School safety concerns may worsen ongoing absenteeism in schools, suggest new federal data.

Thirteen percent of high school students reported missing school in 2023 out of safety concerns, according to the data from the Centers for Disease Control and Prevention.

However, absenteeism varied significantly for different groups of students. Girls were 6 percentage points more likely than boys to say they had stayed home from school in the last month because they worried about their safety at or on the way to school; 16 percent of girls said that, versus 10 percent of boys.

Only 1 in 10 Asian or white students reported missing school out of fear, compared to 15 percent of Black and Native American, 17 percent of Hispanic, and 22 percent of Native Hawaiian and Pacific Islander students.
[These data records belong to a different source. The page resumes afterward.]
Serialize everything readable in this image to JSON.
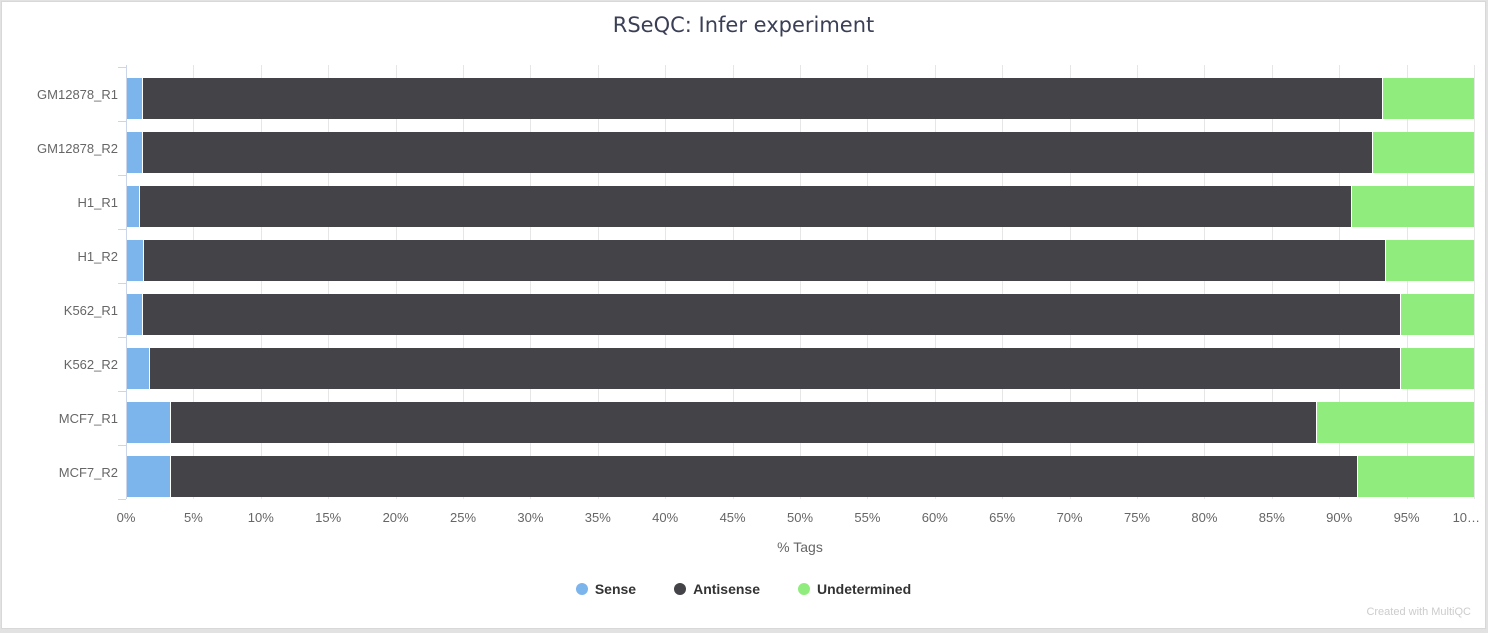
{
  "chart_data": {
    "type": "bar",
    "orientation": "horizontal",
    "stacked": true,
    "title": "RSeQC: Infer experiment",
    "xlabel": "% Tags",
    "xlim": [
      0,
      100
    ],
    "grid": true,
    "legend_position": "bottom",
    "categories": [
      "GM12878_R1",
      "GM12878_R2",
      "H1_R1",
      "H1_R2",
      "K562_R1",
      "K562_R2",
      "MCF7_R1",
      "MCF7_R2"
    ],
    "series": [
      {
        "name": "Sense",
        "color": "#7cb5ec",
        "values": [
          1.1,
          1.1,
          0.9,
          1.2,
          1.1,
          1.6,
          3.2,
          3.2
        ]
      },
      {
        "name": "Antisense",
        "color": "#434348",
        "values": [
          92.1,
          91.3,
          90.0,
          92.2,
          93.4,
          92.9,
          85.1,
          88.1
        ]
      },
      {
        "name": "Undetermined",
        "color": "#90ed7d",
        "values": [
          6.8,
          7.6,
          9.1,
          6.6,
          5.5,
          5.5,
          11.7,
          8.7
        ]
      }
    ],
    "xticks_percent": [
      0,
      5,
      10,
      15,
      20,
      25,
      30,
      35,
      40,
      45,
      50,
      55,
      60,
      65,
      70,
      75,
      80,
      85,
      90,
      95,
      100
    ],
    "xtick_labels": [
      "0%",
      "5%",
      "10%",
      "15%",
      "20%",
      "25%",
      "30%",
      "35%",
      "40%",
      "45%",
      "50%",
      "55%",
      "60%",
      "65%",
      "70%",
      "75%",
      "80%",
      "85%",
      "90%",
      "95%",
      "10…"
    ]
  },
  "footer": {
    "credit": "Created with MultiQC"
  },
  "colors": {
    "axis_line": "#ccd6eb",
    "grid_line": "#e6e6e6",
    "tick_text": "#666666",
    "title_text": "#3a3f56",
    "legend_text": "#333333",
    "credit_text": "#cccccc",
    "card_background": "#ffffff",
    "card_border": "#d8d8d8"
  }
}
The findings are part of the CDC’s biennial Youth Risk Behavior Survey, a nationally representative study of U.S. high school students. More than 20,000 students participated in the 2023 survey.
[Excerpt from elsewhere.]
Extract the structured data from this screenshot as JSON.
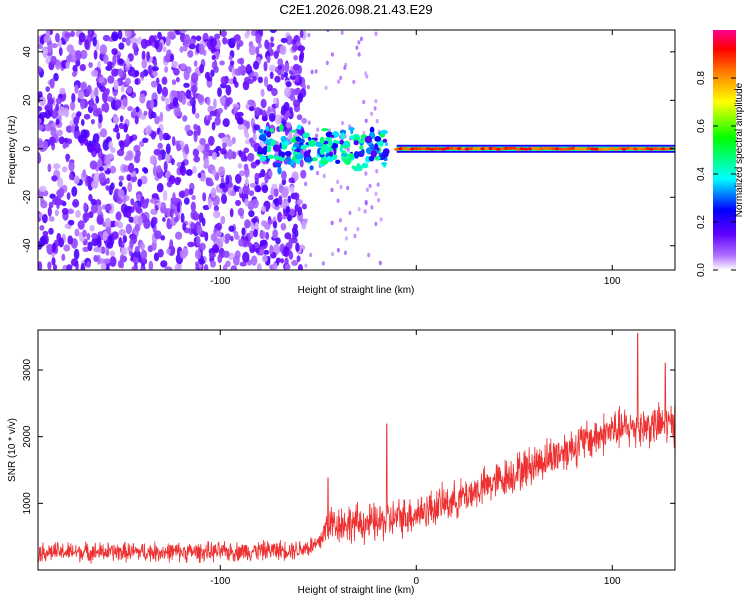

“Considering the vital role schools play in promoting health and well-being, it is critical to address school-based violence and safety concerns,” said Kathleen Ethier, the CDC’s director of adolescent and school health, in a statement.

Nearly 1 in 5 students reported they were bullied at school in 2023, and nearly 1 in 10 said they were threatened with or injured by a weapon on campus—both increases since 2021.

Reported bullying rates, which fell in the immediate aftermath of pandemic school closures, have returned to levels about on par with those of the last decade. But the likelihood that girls would report being threatened or injured with a weapon rose from 6 percent to 9 percent from 2013 to 2023. And the share of students who avoid school out of safely concerns has nearly doubled, from 13 percent in 2013.

In particular, the CDC data show higher shares of LGBTQ+ high school students reporting violence and bullying compared to their peers. LGBTQ+ students were also 7 percentage points less likely to report feeling close to others at school than heterosexual and cisgender students.

These stressors may also help to account for higher mental health problems among LGBTQ+ students, the CDC found. Forty-one percent of LGBTQ+ students said they had seriously considered suicide in the past year—more than triple the rate of heterosexual and cisgender students—and they were twice as likely as non-LGBTQ+ peers to have been injured in a suicide attempt.

Many students also perceived the school discipline system as stacked against them. Nearly 1 in 5 students reported being unfairly disciplined at school in the last year, with students of color more likely to report disparities. LGBTQ+ students were equally likely to report unfair discipline practices as all students, but boys in that community were more likely than girls to say they had experienced unfair discipline.